A period of five days of furazolidone administration in the recommended doses in these patients was required to give an enhancement of the tyramine and amphetamine sensitivities by two to threefold. Administration of furazolidone in the recommended dose of 400 mg/day for a period of five days should not subject the adult patient to an undue hazard of hypertensive crisis due to monoamine oxidase inhibition. Hypertensive crises have never been reported even after the peroral administration of larger doses and/or for longer periods of time. Controlled studies reveal no signs or symptoms of hypertensive crisis even after the peroral administration of Furoxone (furazolidone) in doses of 400 mg/day in excess of 48 consecutive months.

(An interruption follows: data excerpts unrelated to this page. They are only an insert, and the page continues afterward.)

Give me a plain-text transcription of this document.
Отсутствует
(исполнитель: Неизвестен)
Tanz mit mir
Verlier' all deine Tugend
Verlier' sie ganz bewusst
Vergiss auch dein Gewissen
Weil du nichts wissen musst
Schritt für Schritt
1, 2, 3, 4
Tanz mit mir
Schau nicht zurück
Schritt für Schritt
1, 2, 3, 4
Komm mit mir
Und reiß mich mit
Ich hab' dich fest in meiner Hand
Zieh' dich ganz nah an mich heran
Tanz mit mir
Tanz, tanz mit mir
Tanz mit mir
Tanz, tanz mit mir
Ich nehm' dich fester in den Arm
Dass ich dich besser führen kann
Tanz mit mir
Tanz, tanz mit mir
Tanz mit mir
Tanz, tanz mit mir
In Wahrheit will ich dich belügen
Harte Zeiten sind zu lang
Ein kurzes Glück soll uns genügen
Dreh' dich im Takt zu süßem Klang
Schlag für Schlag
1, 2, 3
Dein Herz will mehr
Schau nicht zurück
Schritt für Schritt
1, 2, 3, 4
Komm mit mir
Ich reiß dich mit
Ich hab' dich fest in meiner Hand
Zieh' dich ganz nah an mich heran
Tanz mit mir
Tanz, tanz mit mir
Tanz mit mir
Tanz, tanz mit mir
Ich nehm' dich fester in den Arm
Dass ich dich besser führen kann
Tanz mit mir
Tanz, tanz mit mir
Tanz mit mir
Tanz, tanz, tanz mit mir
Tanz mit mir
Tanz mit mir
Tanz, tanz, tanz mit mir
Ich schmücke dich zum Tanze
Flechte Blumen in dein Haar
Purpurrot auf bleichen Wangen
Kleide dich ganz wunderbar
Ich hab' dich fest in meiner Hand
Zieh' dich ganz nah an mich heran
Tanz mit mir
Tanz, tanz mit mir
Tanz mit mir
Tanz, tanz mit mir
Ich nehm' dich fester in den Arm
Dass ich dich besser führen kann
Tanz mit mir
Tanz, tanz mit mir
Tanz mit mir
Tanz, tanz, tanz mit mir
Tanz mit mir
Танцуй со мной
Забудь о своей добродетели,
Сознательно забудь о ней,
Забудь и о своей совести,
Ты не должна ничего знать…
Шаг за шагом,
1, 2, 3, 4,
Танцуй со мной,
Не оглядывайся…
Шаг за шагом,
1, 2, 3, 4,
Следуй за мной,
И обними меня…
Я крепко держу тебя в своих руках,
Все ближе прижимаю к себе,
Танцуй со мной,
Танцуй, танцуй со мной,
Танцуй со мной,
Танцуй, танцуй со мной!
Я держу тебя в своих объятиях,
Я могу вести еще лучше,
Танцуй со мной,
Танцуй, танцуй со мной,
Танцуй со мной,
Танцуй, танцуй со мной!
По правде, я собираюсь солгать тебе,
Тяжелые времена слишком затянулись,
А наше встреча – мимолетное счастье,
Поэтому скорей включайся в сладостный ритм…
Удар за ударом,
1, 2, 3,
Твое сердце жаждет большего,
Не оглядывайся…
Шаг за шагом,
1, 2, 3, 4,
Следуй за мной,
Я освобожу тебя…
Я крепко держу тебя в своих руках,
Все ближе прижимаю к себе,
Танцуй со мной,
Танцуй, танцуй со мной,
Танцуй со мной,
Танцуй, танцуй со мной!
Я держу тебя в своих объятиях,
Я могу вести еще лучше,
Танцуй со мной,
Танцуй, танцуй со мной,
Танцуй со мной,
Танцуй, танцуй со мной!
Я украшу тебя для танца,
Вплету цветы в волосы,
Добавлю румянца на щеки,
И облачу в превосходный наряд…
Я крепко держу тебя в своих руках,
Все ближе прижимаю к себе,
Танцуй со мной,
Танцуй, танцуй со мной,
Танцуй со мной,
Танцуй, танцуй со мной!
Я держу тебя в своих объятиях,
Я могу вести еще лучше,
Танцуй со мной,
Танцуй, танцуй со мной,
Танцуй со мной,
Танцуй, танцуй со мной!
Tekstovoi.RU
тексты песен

If administered in doses larger than recommended or in excess of five days, the indications must be weighed against the possible hazards of hypertensive crisis related to the accumulation of monoamine oxidase inhibition. If indications are sufficient, the patients should be informed of drugs and foods which predispose to hypertensive crises:
(A) Other known M.O. drugs; however, when indicated they should be prescribed with caution and at a reduced dosage.
(B) Tyramine-containing foods such as broad beans, yeast extracts, strong unpasteurized cheeses, beer, wine, pickled herring, chicken livers, and fermented products are contraindicated.
(C) Indirectly-acting sympathomimetic amines such as those found in nasal decongestants (phenylephrine, ephedrine) and anorectics (amphetamines) are contraindicated.
(D) Likewise, sedatives, antihistamines, tranquilizers, and narcotics should be used in reduced dosages and with caution.
Orthostatic hypotension and hypoglycemia may occur.
Carcinogenesis, Mutagenesis, Impairment of Fertility
Furazolidone has shown evidence of tumorigenic activity in several studies involving chronic, high- dose oral administration to rodents. Promotion of the development of mammary neoplasia has been demonstrated in rats of two strains. Prominent among the findings in mice was that furazolidone caused significant increases in malignant lung tumors. The relevance of these animal findings, particularly in relationship to short-term therapy in humans, is not established.